Following the news that all 16- to 17-year-olds are to be offered a COVID vaccine, mother and daughter Kate and Emily urge them to grab the opportunity – and not just for their own benefit
Kate Nicholas (Vilkaitis) was diagnosed with cancer for a second time in March 2021 and is currently going through chemotherapy. Her 17-year-old daughter Emily Vilkaitis, who is needle-phobic, took up the offer of the jab to protect her mother and other vulnerable people, and is urging her peers to do the same.
Kate writes: I managed to get both vaccines before starting chemotherapy in April, but it is still unclear how chemo affects the immunity conferred. Like many, I have been advised to shield, which makes the current relaxation of restrictions quite scary. One of my greatest fears has been that I would have to isolate myself from Emily as she went back to school.
The official line is that the clinically extremely vulnerable should have no contact with anyone who has not had the double vaccine, which currently includes a significant proportion of 18- to -34-year-olds; the demographic to have most eagerly embraced the lifting of restrictions.
The government is opening up vaccines to all 16- and 17-year-olds but, despite incentives ranging from cash to pizza, and horror stories about young people making up one in five hospital admissions, take-up among young people remains alarmingly low for the following reasons:
1. Invulnerability It may have helped young Stone Age hunters, but in the midst of a global pandemic, young people’s belief in their own invulnerability is now working against the interests of society as a whole. Perhaps the time has come for young people to recognise that, in Christ, when we are weak, we are strong (2 Corinthians 12:10).
2. Fear Social media has fuelled irrational and even bizarre fears about the COVID vaccine, but some Christians have become anti-vaxers due to the erroneous belief that taking the vaccine implies a lack of faith. During my own journey through cancer, I have come to understand that medics are God’s hands and feet, and that all the components of medicine and the scientific wisdom required – everything from chemo to vaccines – comes from God. To deny this is to infer that there are some aspects of God’s creation that lie outside his purview. Don’t rely on a diet of prayer and carrots; vaccines are a gift from God.

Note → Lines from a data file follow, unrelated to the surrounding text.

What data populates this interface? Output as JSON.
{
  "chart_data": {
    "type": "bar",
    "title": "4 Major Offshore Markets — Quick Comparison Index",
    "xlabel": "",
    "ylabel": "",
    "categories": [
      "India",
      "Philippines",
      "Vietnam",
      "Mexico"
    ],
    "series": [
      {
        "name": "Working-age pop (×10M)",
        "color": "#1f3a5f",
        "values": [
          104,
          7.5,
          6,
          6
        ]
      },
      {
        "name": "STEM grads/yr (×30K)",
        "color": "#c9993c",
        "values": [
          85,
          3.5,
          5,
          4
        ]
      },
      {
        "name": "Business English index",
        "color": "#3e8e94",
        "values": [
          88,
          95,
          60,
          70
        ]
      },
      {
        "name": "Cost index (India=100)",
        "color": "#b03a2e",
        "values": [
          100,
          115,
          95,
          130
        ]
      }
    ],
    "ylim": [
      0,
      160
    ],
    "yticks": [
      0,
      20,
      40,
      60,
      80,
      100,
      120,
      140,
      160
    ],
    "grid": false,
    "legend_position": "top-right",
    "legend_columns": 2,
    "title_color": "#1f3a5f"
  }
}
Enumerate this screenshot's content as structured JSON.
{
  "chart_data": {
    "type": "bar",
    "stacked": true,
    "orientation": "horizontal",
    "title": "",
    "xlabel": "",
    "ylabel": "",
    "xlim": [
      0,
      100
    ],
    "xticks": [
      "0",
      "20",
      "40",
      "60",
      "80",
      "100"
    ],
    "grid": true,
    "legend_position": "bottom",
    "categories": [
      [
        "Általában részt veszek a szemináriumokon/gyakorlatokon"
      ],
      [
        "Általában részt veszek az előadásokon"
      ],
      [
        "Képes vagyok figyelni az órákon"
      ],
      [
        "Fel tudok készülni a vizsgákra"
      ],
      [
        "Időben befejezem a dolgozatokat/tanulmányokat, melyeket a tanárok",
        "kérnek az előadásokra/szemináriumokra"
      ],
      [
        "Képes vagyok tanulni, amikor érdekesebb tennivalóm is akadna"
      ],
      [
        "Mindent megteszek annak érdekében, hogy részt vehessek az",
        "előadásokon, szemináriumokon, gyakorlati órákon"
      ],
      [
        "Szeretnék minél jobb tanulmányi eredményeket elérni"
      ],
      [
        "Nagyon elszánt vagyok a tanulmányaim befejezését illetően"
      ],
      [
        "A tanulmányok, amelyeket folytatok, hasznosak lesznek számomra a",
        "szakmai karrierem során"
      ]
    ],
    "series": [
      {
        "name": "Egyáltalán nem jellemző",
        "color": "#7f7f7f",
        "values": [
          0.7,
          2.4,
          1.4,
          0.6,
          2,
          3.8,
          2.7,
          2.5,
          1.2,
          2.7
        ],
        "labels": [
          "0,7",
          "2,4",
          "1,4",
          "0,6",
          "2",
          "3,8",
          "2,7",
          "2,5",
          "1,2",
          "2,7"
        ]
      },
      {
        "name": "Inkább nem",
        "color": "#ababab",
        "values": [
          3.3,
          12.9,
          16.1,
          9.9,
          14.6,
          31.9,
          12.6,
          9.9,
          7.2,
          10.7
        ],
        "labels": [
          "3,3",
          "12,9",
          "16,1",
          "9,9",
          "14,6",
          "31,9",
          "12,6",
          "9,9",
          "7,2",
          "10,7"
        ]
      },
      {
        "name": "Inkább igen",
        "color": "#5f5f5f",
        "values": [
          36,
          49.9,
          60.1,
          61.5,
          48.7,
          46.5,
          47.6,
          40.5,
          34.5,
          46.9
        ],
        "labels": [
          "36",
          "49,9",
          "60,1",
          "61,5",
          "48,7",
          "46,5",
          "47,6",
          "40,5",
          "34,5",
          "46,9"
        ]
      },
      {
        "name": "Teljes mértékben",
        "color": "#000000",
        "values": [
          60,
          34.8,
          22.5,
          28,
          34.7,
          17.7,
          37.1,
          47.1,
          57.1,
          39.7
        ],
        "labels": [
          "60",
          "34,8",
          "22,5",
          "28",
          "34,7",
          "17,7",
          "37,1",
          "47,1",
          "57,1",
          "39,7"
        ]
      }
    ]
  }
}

3. Individual freedoms Another argument is that the rest of the population cannot be held hostage by the 3.5 million clinically extremely vulnerable. We are the inconvenient truth that everyone who is eager to get back to normality would prefer to forget. But one of the most fundamental tenets of Christianity is the call to “love your neighbour as yourself” (Mark 12:31). If we desire that freedom for ourselves, we should also seek to protect those freedoms for others.
My plea to young people is to take up the vaccine and remember Jesus’ words: “Whatever you did for one of the least of these brothers and sisters of mine you did for me” (Matthew 25:40).
Emily writes: As someone whose mother has cancer, I know how important it is to protect those around me. In spite of my great fear of needles, I have had to face them in order to help my mum face her anxieties and the genuine threat she may have to live with in the present and future.
In spite of everything having ‘returned to normal’, those shielding fear that they will never be able to experience something akin to normal again. And I feel as though, because of that right to normalcy, it is only fair that we give them something we now take for granted, especially with restrictions being lifted so quickly.
I personally feel that getting a vaccine is doing nothing other than helping ourselves and those around us. It is only a prick of pain but it could potentially save hundreds from suffering a horrible fate.